‘The 20th century Church of England created new bishoprics as fast as it lost congregations,’ says Sir Simon Jenkins, a sympathetic observer of England’s religious panoply. The idea of multiplying custodians of the Gospel in sync with a decline in the numbers of Christian believers would have appealed to Lewis Carroll, clergyman and fantasist, inventor of the mad hatter’s tea-party, mathematician who had a way with words. Truly, we are never very far away from Wonderland.
This imbalance is not peculiar to the C of E, of course. We are ever ready to enlarge the House of Lords. The fewer ships, the more admirals is the rule in the Royal Navy. The fewer squaddies, the more generals is the rule in the Army. Hierarchies are not the only group congenitally prone to inflation. The same is true of experts. We may very well say that an expert is an ordinary person a long way from home or that experts know more and more about less and less. Bureaucrats along with experts will reasonably point out that a world of social media, of benefits and qualifications, must needs have people to look after the machinery and keep it maintained and lubricated.
As a media friend of mine said when his diocese set up a new archdeaconry, Satan must have trembled at this latest threat to his composure. The English Dean of Chicago cathedral, Dominic Barrington, has in the last few days expressed his misgivings about the centralising and inflationary trend in the UK branch of the Anglican Communion just as Bishop Gerald Ellison was doing back in the sixties. But then, we live in an age of centralism. That requires regulators, inspectors and managers. Country people will instantly declare that life may well be much more complicated these days but pigs don’t grow big by being weighed.

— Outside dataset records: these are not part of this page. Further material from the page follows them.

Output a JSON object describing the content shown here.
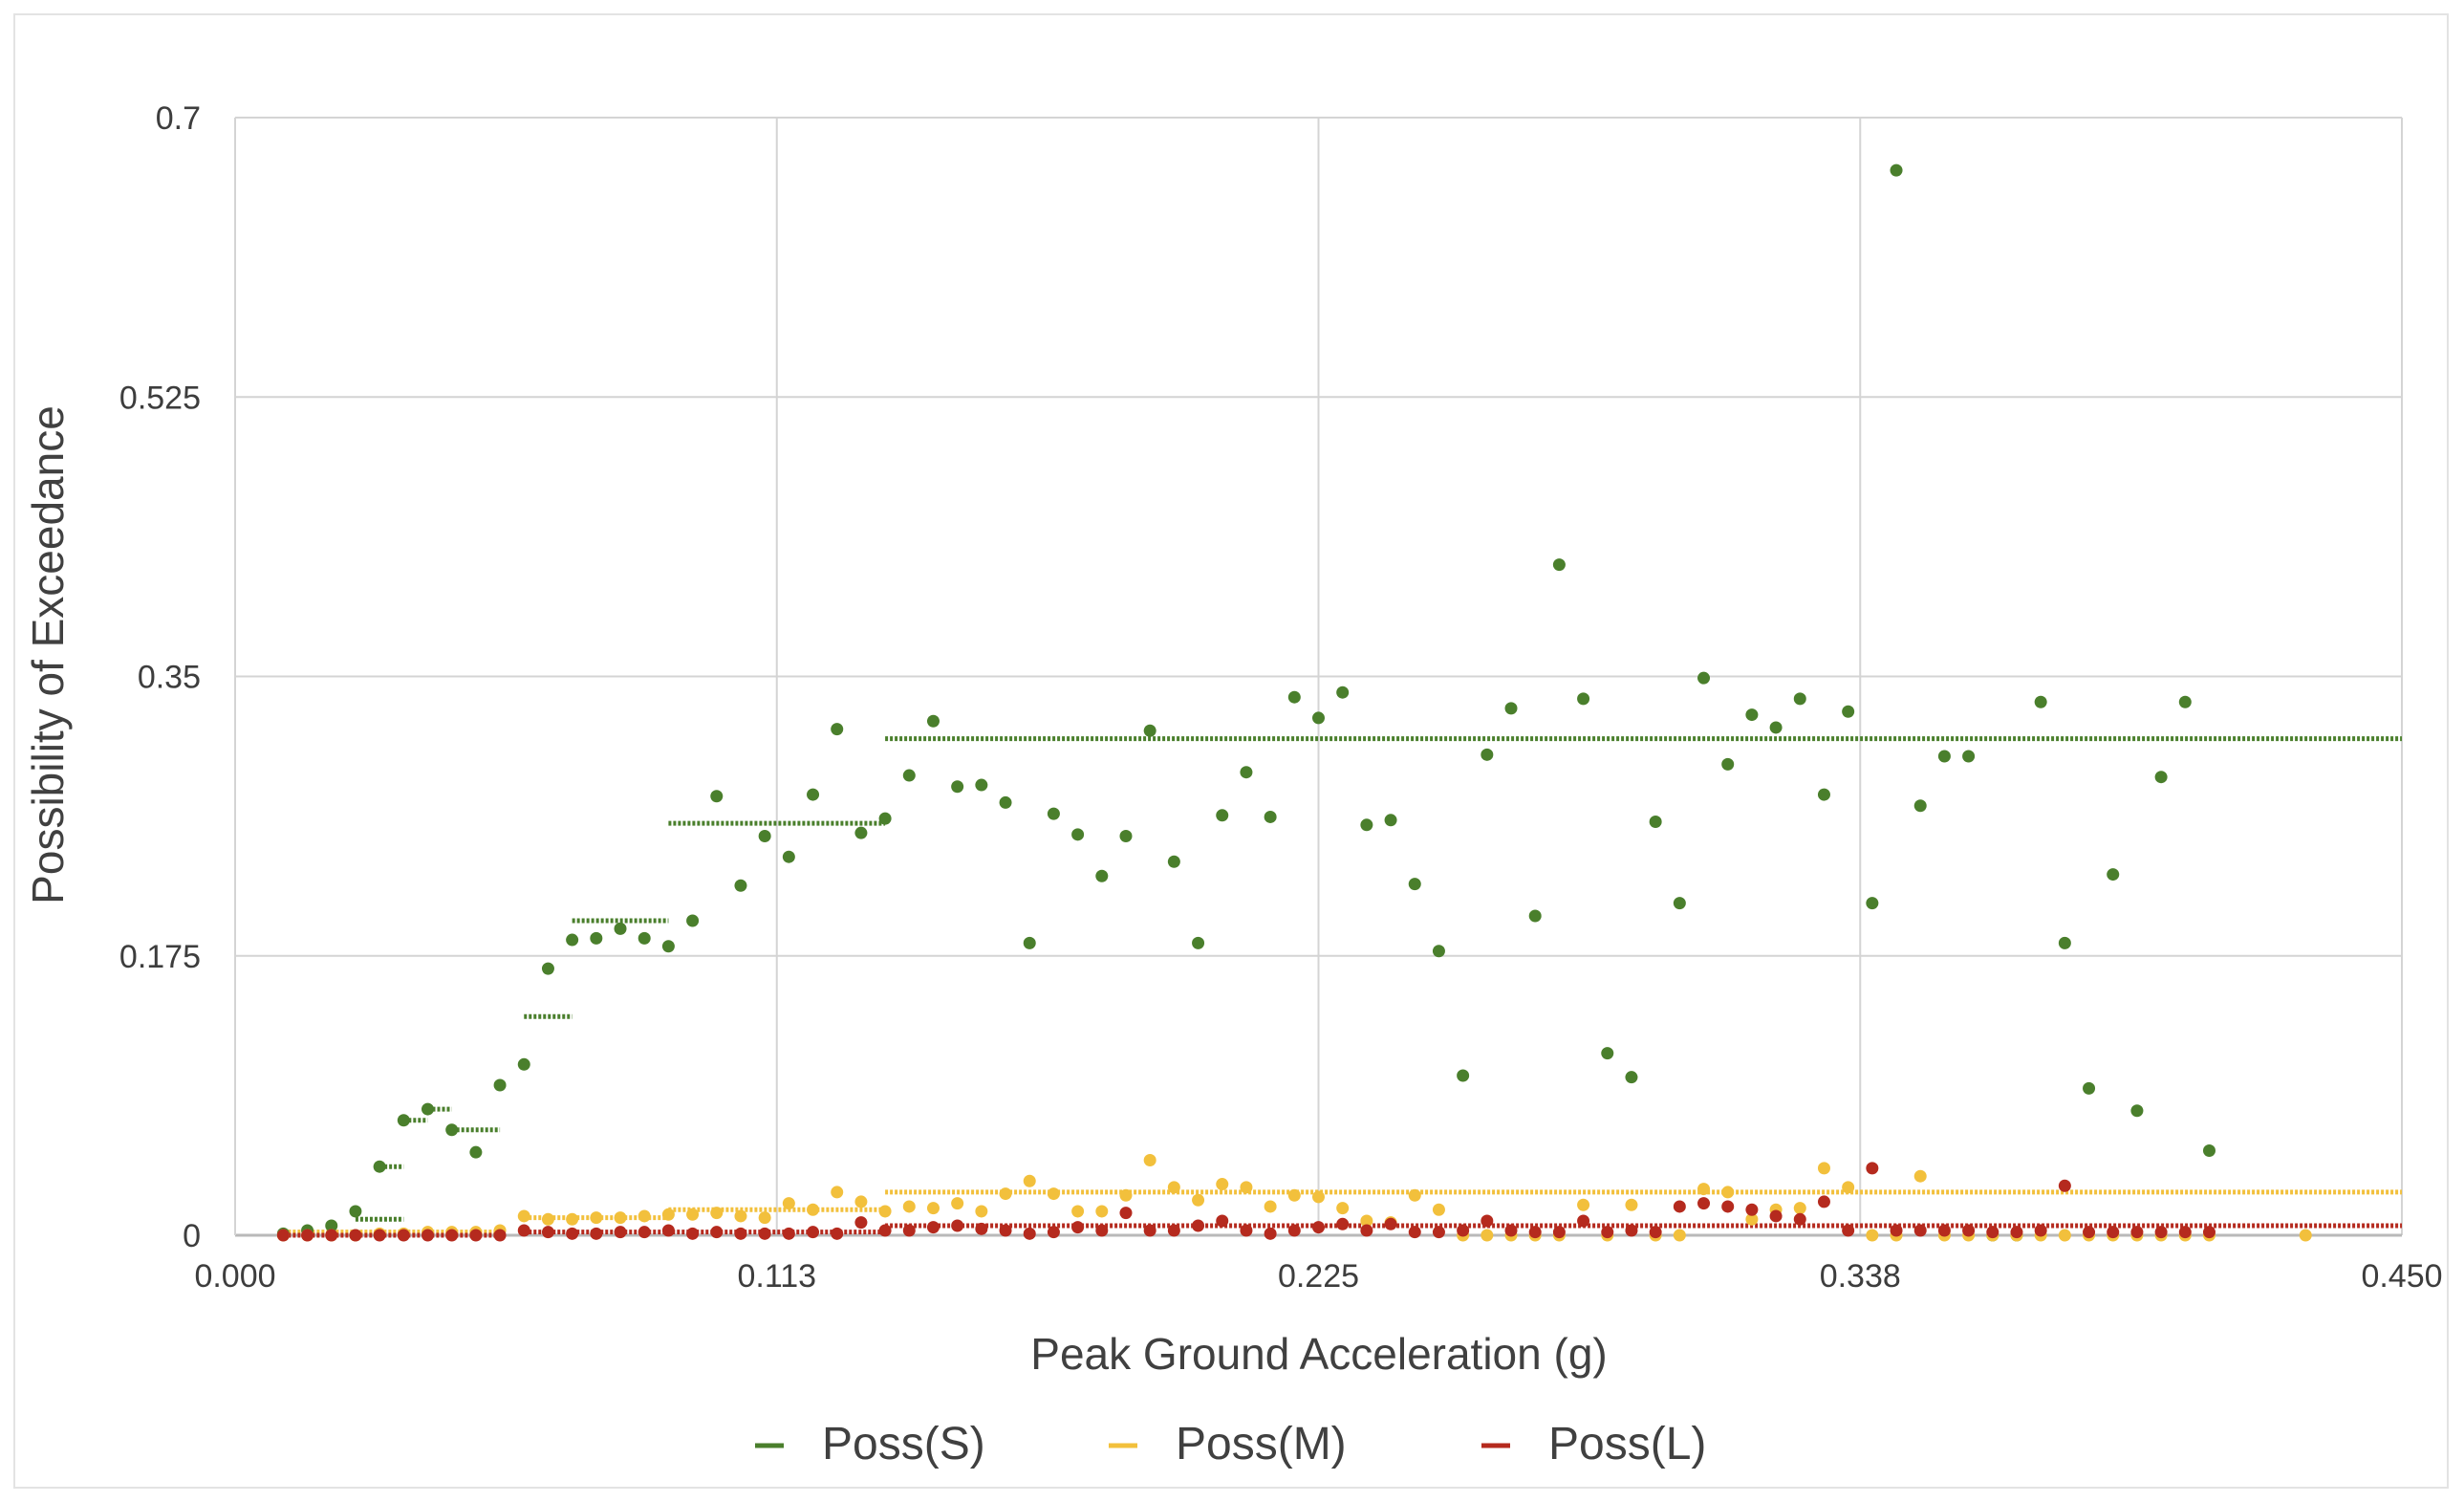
{
  "chart_data": {
    "type": "scatter",
    "title": "",
    "xlabel": "Peak Ground Acceleration (g)",
    "ylabel": "Possibility of Exceedance",
    "xlim": [
      0,
      0.45
    ],
    "ylim": [
      0,
      0.7
    ],
    "x_ticks": [
      "0.000",
      "0.113",
      "0.225",
      "0.338",
      "0.450"
    ],
    "y_ticks": [
      "0",
      "0.175",
      "0.35",
      "0.525",
      "0.7"
    ],
    "grid": true,
    "legend_position": "bottom",
    "series": [
      {
        "name": "Poss(S)",
        "color": "#4a7f2c",
        "points": [
          [
            0.01,
            0.001
          ],
          [
            0.015,
            0.003
          ],
          [
            0.02,
            0.006
          ],
          [
            0.025,
            0.015
          ],
          [
            0.03,
            0.043
          ],
          [
            0.035,
            0.072
          ],
          [
            0.04,
            0.079
          ],
          [
            0.045,
            0.066
          ],
          [
            0.05,
            0.052
          ],
          [
            0.055,
            0.094
          ],
          [
            0.06,
            0.107
          ],
          [
            0.065,
            0.167
          ],
          [
            0.07,
            0.185
          ],
          [
            0.075,
            0.186
          ],
          [
            0.08,
            0.192
          ],
          [
            0.085,
            0.186
          ],
          [
            0.09,
            0.181
          ],
          [
            0.095,
            0.197
          ],
          [
            0.1,
            0.275
          ],
          [
            0.105,
            0.219
          ],
          [
            0.11,
            0.25
          ],
          [
            0.115,
            0.237
          ],
          [
            0.12,
            0.276
          ],
          [
            0.125,
            0.317
          ],
          [
            0.13,
            0.252
          ],
          [
            0.135,
            0.261
          ],
          [
            0.14,
            0.288
          ],
          [
            0.145,
            0.322
          ],
          [
            0.15,
            0.281
          ],
          [
            0.155,
            0.282
          ],
          [
            0.16,
            0.271
          ],
          [
            0.165,
            0.183
          ],
          [
            0.17,
            0.264
          ],
          [
            0.175,
            0.251
          ],
          [
            0.18,
            0.225
          ],
          [
            0.185,
            0.25
          ],
          [
            0.19,
            0.316
          ],
          [
            0.195,
            0.234
          ],
          [
            0.2,
            0.183
          ],
          [
            0.205,
            0.263
          ],
          [
            0.21,
            0.29
          ],
          [
            0.215,
            0.262
          ],
          [
            0.22,
            0.337
          ],
          [
            0.225,
            0.324
          ],
          [
            0.23,
            0.34
          ],
          [
            0.235,
            0.257
          ],
          [
            0.24,
            0.26
          ],
          [
            0.245,
            0.22
          ],
          [
            0.25,
            0.178
          ],
          [
            0.255,
            0.1
          ],
          [
            0.26,
            0.301
          ],
          [
            0.265,
            0.33
          ],
          [
            0.27,
            0.2
          ],
          [
            0.275,
            0.42
          ],
          [
            0.28,
            0.336
          ],
          [
            0.285,
            0.114
          ],
          [
            0.29,
            0.099
          ],
          [
            0.295,
            0.259
          ],
          [
            0.3,
            0.208
          ],
          [
            0.305,
            0.349
          ],
          [
            0.31,
            0.295
          ],
          [
            0.315,
            0.326
          ],
          [
            0.32,
            0.318
          ],
          [
            0.325,
            0.336
          ],
          [
            0.33,
            0.276
          ],
          [
            0.335,
            0.328
          ],
          [
            0.34,
            0.208
          ],
          [
            0.345,
            0.667
          ],
          [
            0.35,
            0.269
          ],
          [
            0.355,
            0.3
          ],
          [
            0.36,
            0.3
          ],
          [
            0.365,
            0.0
          ],
          [
            0.37,
            0.0
          ],
          [
            0.375,
            0.334
          ],
          [
            0.38,
            0.183
          ],
          [
            0.385,
            0.092
          ],
          [
            0.39,
            0.226
          ],
          [
            0.395,
            0.078
          ],
          [
            0.4,
            0.287
          ],
          [
            0.405,
            0.334
          ],
          [
            0.41,
            0.053
          ]
        ],
        "steps": [
          [
            0.025,
            0.035,
            0.01
          ],
          [
            0.03,
            0.035,
            0.043
          ],
          [
            0.035,
            0.04,
            0.072
          ],
          [
            0.04,
            0.045,
            0.079
          ],
          [
            0.045,
            0.055,
            0.066
          ],
          [
            0.06,
            0.07,
            0.137
          ],
          [
            0.07,
            0.09,
            0.197
          ],
          [
            0.09,
            0.135,
            0.258
          ],
          [
            0.135,
            0.45,
            0.311
          ]
        ]
      },
      {
        "name": "Poss(M)",
        "color": "#f2c03c",
        "points": [
          [
            0.01,
            0.0
          ],
          [
            0.015,
            0.0
          ],
          [
            0.02,
            0.0
          ],
          [
            0.025,
            0.0
          ],
          [
            0.03,
            0.001
          ],
          [
            0.035,
            0.001
          ],
          [
            0.04,
            0.002
          ],
          [
            0.045,
            0.002
          ],
          [
            0.05,
            0.002
          ],
          [
            0.055,
            0.003
          ],
          [
            0.06,
            0.012
          ],
          [
            0.065,
            0.01
          ],
          [
            0.07,
            0.01
          ],
          [
            0.075,
            0.011
          ],
          [
            0.08,
            0.011
          ],
          [
            0.085,
            0.012
          ],
          [
            0.09,
            0.013
          ],
          [
            0.095,
            0.013
          ],
          [
            0.1,
            0.014
          ],
          [
            0.105,
            0.012
          ],
          [
            0.11,
            0.011
          ],
          [
            0.115,
            0.02
          ],
          [
            0.12,
            0.016
          ],
          [
            0.125,
            0.027
          ],
          [
            0.13,
            0.021
          ],
          [
            0.135,
            0.015
          ],
          [
            0.14,
            0.018
          ],
          [
            0.145,
            0.017
          ],
          [
            0.15,
            0.02
          ],
          [
            0.155,
            0.015
          ],
          [
            0.16,
            0.026
          ],
          [
            0.165,
            0.034
          ],
          [
            0.17,
            0.026
          ],
          [
            0.175,
            0.015
          ],
          [
            0.18,
            0.015
          ],
          [
            0.185,
            0.025
          ],
          [
            0.19,
            0.047
          ],
          [
            0.195,
            0.03
          ],
          [
            0.2,
            0.022
          ],
          [
            0.205,
            0.032
          ],
          [
            0.21,
            0.03
          ],
          [
            0.215,
            0.018
          ],
          [
            0.22,
            0.025
          ],
          [
            0.225,
            0.024
          ],
          [
            0.23,
            0.017
          ],
          [
            0.235,
            0.009
          ],
          [
            0.24,
            0.008
          ],
          [
            0.245,
            0.025
          ],
          [
            0.25,
            0.016
          ],
          [
            0.255,
            0.0
          ],
          [
            0.26,
            0.0
          ],
          [
            0.265,
            0.0
          ],
          [
            0.27,
            0.0
          ],
          [
            0.275,
            0.0
          ],
          [
            0.28,
            0.019
          ],
          [
            0.285,
            0.0
          ],
          [
            0.29,
            0.019
          ],
          [
            0.295,
            0.0
          ],
          [
            0.3,
            0.0
          ],
          [
            0.305,
            0.029
          ],
          [
            0.31,
            0.027
          ],
          [
            0.315,
            0.01
          ],
          [
            0.32,
            0.016
          ],
          [
            0.325,
            0.017
          ],
          [
            0.33,
            0.042
          ],
          [
            0.335,
            0.03
          ],
          [
            0.34,
            0.0
          ],
          [
            0.345,
            0.0
          ],
          [
            0.35,
            0.037
          ],
          [
            0.355,
            0.0
          ],
          [
            0.36,
            0.0
          ],
          [
            0.365,
            0.0
          ],
          [
            0.37,
            0.0
          ],
          [
            0.375,
            0.0
          ],
          [
            0.38,
            0.0
          ],
          [
            0.385,
            0.0
          ],
          [
            0.39,
            0.0
          ],
          [
            0.395,
            0.0
          ],
          [
            0.4,
            0.0
          ],
          [
            0.405,
            0.0
          ],
          [
            0.41,
            0.0
          ],
          [
            0.43,
            0.0
          ]
        ],
        "steps": [
          [
            0.01,
            0.055,
            0.002
          ],
          [
            0.06,
            0.09,
            0.011
          ],
          [
            0.09,
            0.135,
            0.016
          ],
          [
            0.135,
            0.45,
            0.027
          ]
        ]
      },
      {
        "name": "Poss(L)",
        "color": "#b52a1e",
        "points": [
          [
            0.01,
            0.0
          ],
          [
            0.015,
            0.0
          ],
          [
            0.02,
            0.0
          ],
          [
            0.025,
            0.0
          ],
          [
            0.03,
            0.0
          ],
          [
            0.035,
            0.0
          ],
          [
            0.04,
            0.0
          ],
          [
            0.045,
            0.0
          ],
          [
            0.05,
            0.0
          ],
          [
            0.055,
            0.0
          ],
          [
            0.06,
            0.003
          ],
          [
            0.065,
            0.002
          ],
          [
            0.07,
            0.001
          ],
          [
            0.075,
            0.001
          ],
          [
            0.08,
            0.002
          ],
          [
            0.085,
            0.002
          ],
          [
            0.09,
            0.003
          ],
          [
            0.095,
            0.001
          ],
          [
            0.1,
            0.002
          ],
          [
            0.105,
            0.001
          ],
          [
            0.11,
            0.001
          ],
          [
            0.115,
            0.001
          ],
          [
            0.12,
            0.002
          ],
          [
            0.125,
            0.001
          ],
          [
            0.13,
            0.008
          ],
          [
            0.135,
            0.003
          ],
          [
            0.14,
            0.003
          ],
          [
            0.145,
            0.005
          ],
          [
            0.15,
            0.006
          ],
          [
            0.155,
            0.004
          ],
          [
            0.16,
            0.003
          ],
          [
            0.165,
            0.001
          ],
          [
            0.17,
            0.002
          ],
          [
            0.175,
            0.005
          ],
          [
            0.18,
            0.003
          ],
          [
            0.185,
            0.014
          ],
          [
            0.19,
            0.003
          ],
          [
            0.195,
            0.003
          ],
          [
            0.2,
            0.006
          ],
          [
            0.205,
            0.009
          ],
          [
            0.21,
            0.003
          ],
          [
            0.215,
            0.001
          ],
          [
            0.22,
            0.003
          ],
          [
            0.225,
            0.005
          ],
          [
            0.23,
            0.007
          ],
          [
            0.235,
            0.003
          ],
          [
            0.24,
            0.007
          ],
          [
            0.245,
            0.002
          ],
          [
            0.25,
            0.002
          ],
          [
            0.255,
            0.003
          ],
          [
            0.26,
            0.009
          ],
          [
            0.265,
            0.003
          ],
          [
            0.27,
            0.002
          ],
          [
            0.275,
            0.002
          ],
          [
            0.28,
            0.009
          ],
          [
            0.285,
            0.002
          ],
          [
            0.29,
            0.003
          ],
          [
            0.295,
            0.002
          ],
          [
            0.3,
            0.018
          ],
          [
            0.305,
            0.02
          ],
          [
            0.31,
            0.018
          ],
          [
            0.315,
            0.016
          ],
          [
            0.32,
            0.012
          ],
          [
            0.325,
            0.01
          ],
          [
            0.33,
            0.021
          ],
          [
            0.335,
            0.003
          ],
          [
            0.34,
            0.042
          ],
          [
            0.345,
            0.003
          ],
          [
            0.35,
            0.003
          ],
          [
            0.355,
            0.003
          ],
          [
            0.36,
            0.003
          ],
          [
            0.365,
            0.002
          ],
          [
            0.37,
            0.002
          ],
          [
            0.375,
            0.003
          ],
          [
            0.38,
            0.031
          ],
          [
            0.385,
            0.002
          ],
          [
            0.39,
            0.002
          ],
          [
            0.395,
            0.002
          ],
          [
            0.4,
            0.002
          ],
          [
            0.405,
            0.002
          ],
          [
            0.41,
            0.002
          ]
        ],
        "steps": [
          [
            0.01,
            0.055,
            0.0
          ],
          [
            0.06,
            0.135,
            0.002
          ],
          [
            0.135,
            0.45,
            0.006
          ]
        ]
      }
    ]
  }
}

We can take lessons from supermarkets, as well as the lilies of the field. Jumbo-sized grocers are always sensitive to the butterfly habits of customers. They know that when numbers fall something has to be done. This is a matter of urgency. Customer needs must be identified. Changes must be made. The marketing strategy must be amended. But, aside from urgency, what is appropriate to a supermarket is not necessarily the best way forward for an institution conveying a message. The loss of congregations is at best disconcerting and at worst, overwhelming. It can prove to be the elephant in the room when the Church is giving thought to its responsibilities. We must, however, be true to our commission. We are not at liberty to trim the message or its vehicle to make it palatable.